Alan was recruited by DC and given the rather stagnant Swamp Thing. His second issue, ‘Anatomy Lesson’, was a breathtaking surprise, completely redefining the character, and he continued this for years, making him into something completely new, a kind of ecological spirit. Alan also wanted to write something using the Charlton heroes that had been acquired by DC, but his ideas were too destructive to the characters, so he had to create his own analogues, and this, with artist Dave Gibbons, became Watchmen, perhaps the most praised superhero comic ever. It’s an intelligent, adult angle on the concept, introducing approaches that have been huge in American comics ever since. I’ve never been sure how appealing it would be to people who hadn’t grown up on pre-Moore superheroes, and weren’t therefore thrilled at this new take on them.
(A note on influence: Alan brought a new level of realism into these comics, and unprecedented intelligence and thought about structure. Sadly, less smart writers copied the wrong things, and just repeated his new tropes as signifiers of realism, and worse still, copied Alan’s often painfully overdone prose. Having said that, Alan did open the way for some brilliant writers too – it’s hard to imagine the Morrison and Millar superhero comics of recent years without Moore having been there.)
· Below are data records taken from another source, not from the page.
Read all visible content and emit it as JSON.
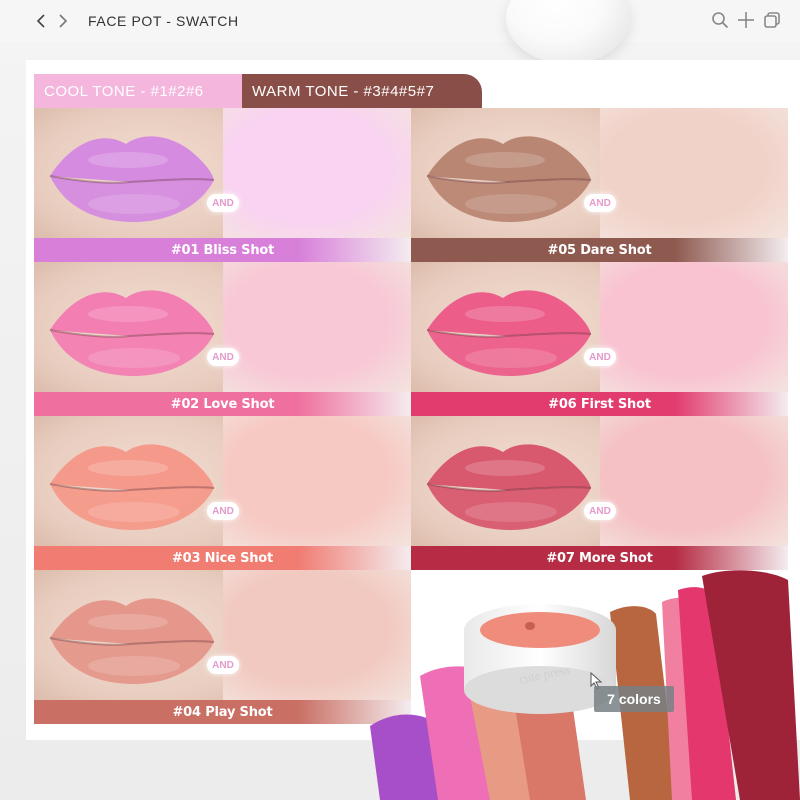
{
  "toolbar": {
    "title": "FACE POT - SWATCH",
    "back_icon": "chevron-left-icon",
    "forward_icon": "chevron-right-icon",
    "actions": [
      "search-icon",
      "plus-icon",
      "copy-icon"
    ]
  },
  "tabs": [
    {
      "label": "COOL TONE - #1#2#6",
      "color": "#f5b6de"
    },
    {
      "label": "WARM TONE - #3#4#5#7",
      "color": "#8a4e48"
    }
  ],
  "and_label": "AND",
  "shades": [
    {
      "label": "#01 Bliss Shot",
      "lip": "#d58be0",
      "blush": "#f9d3f1",
      "bar": "#d77fd9"
    },
    {
      "label": "#05 Dare Shot",
      "lip": "#b98673",
      "blush": "#f1d2c8",
      "bar": "#8e5a4f"
    },
    {
      "label": "#02 Love Shot",
      "lip": "#f37eb1",
      "blush": "#f8c8d6",
      "bar": "#ef6f9e"
    },
    {
      "label": "#06 First Shot",
      "lip": "#ec5d8a",
      "blush": "#f9c3d1",
      "bar": "#e23b6e"
    },
    {
      "label": "#03 Nice Shot",
      "lip": "#f59a8a",
      "blush": "#f7c9c3",
      "bar": "#f07c72"
    },
    {
      "label": "#07 More Shot",
      "lip": "#d8586e",
      "blush": "#f5c1c4",
      "bar": "#b52c44"
    },
    {
      "label": "#04 Play Shot",
      "lip": "#e4978a",
      "blush": "#f1c9c0",
      "bar": "#c96f63"
    }
  ],
  "product": {
    "tooltip": "7 colors"
  }
}
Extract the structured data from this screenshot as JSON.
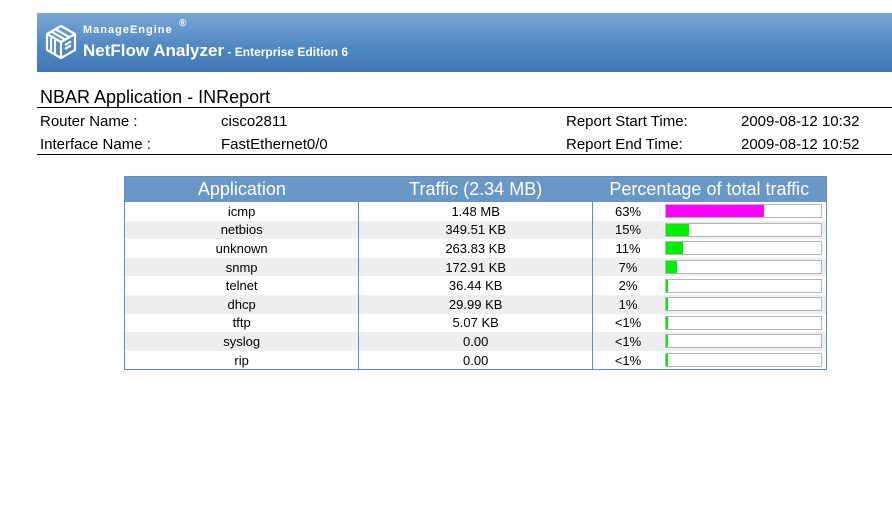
{
  "header": {
    "brand_small": "ManageEngine",
    "registered": "®",
    "product": "NetFlow Analyzer",
    "edition": " - Enterprise Edition 6",
    "logo_icon": "manageengine-cube-icon"
  },
  "report": {
    "title": "NBAR Application - INReport",
    "router_label": "Router Name :",
    "router_value": "cisco2811",
    "interface_label": "Interface Name :",
    "interface_value": "FastEthernet0/0",
    "start_label": "Report Start Time:",
    "start_value": "2009-08-12 10:32",
    "end_label": "Report End Time:",
    "end_value": "2009-08-12 10:52"
  },
  "table": {
    "headers": [
      "Application",
      "Traffic (2.34 MB)",
      "Percentage of total traffic"
    ],
    "rows": [
      {
        "app": "icmp",
        "traffic": "1.48 MB",
        "pct": "63%",
        "fraction": 0.63,
        "color": "#ff00ff"
      },
      {
        "app": "netbios",
        "traffic": "349.51 KB",
        "pct": "15%",
        "fraction": 0.15,
        "color": "#00ee00"
      },
      {
        "app": "unknown",
        "traffic": "263.83 KB",
        "pct": "11%",
        "fraction": 0.11,
        "color": "#00ee00"
      },
      {
        "app": "snmp",
        "traffic": "172.91 KB",
        "pct": "7%",
        "fraction": 0.07,
        "color": "#00ee00"
      },
      {
        "app": "telnet",
        "traffic": "36.44 KB",
        "pct": "2%",
        "fraction": 0.015,
        "color": "#00ee00"
      },
      {
        "app": "dhcp",
        "traffic": "29.99 KB",
        "pct": "1%",
        "fraction": 0.013,
        "color": "#00ee00"
      },
      {
        "app": "tftp",
        "traffic": "5.07 KB",
        "pct": "<1%",
        "fraction": 0.01,
        "color": "#00ee00"
      },
      {
        "app": "syslog",
        "traffic": "0.00",
        "pct": "<1%",
        "fraction": 0.01,
        "color": "#00ee00"
      },
      {
        "app": "rip",
        "traffic": "0.00",
        "pct": "<1%",
        "fraction": 0.01,
        "color": "#00ee00"
      }
    ]
  }
}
Later works are more inconsistent, I think. From Hell was a Jack The Ripper story with the wonderful Eddie Campbell – I don’t care who Jack was, and for me, the most interesting parts are also often the most tedious, but it’s an extraordinarily intense read. Supreme was a totally adorable take on old Superboy stories, but much as I enjoyed it, it marks for me an entry into a less interesting phase of Alan’s career, where he took standard comic styles and redid them, with considerable cleverness and craft – but much of it feels pointless. I really can’t care about Tom Strong, his take on things like Doc Savage and Flash Gordon, however well it’s done.
The only recent work I really love is Top Ten, a sci-fi tale of superhero cops. It’s hugely enjoyable and imaginative, but I suspect part of the reason I love it is that I like to believe that it partly derives from conversations we had twenty years and more ago (we were friends, back then), about trying to do something like Hill Street Blues in comic books – it certainly reads very like that great TV show. Over the years, Alan has become more and more obsessed with magic, and while his ideas about that are kind of fresh, something like Promethea seems to be too much a vehicle for his exposition of these, and there is often no story to speak of for significant stretches.
I love Alan Moore, but I don’t know whether he will produce any more comics that I treasure as much as a lot of his old ones.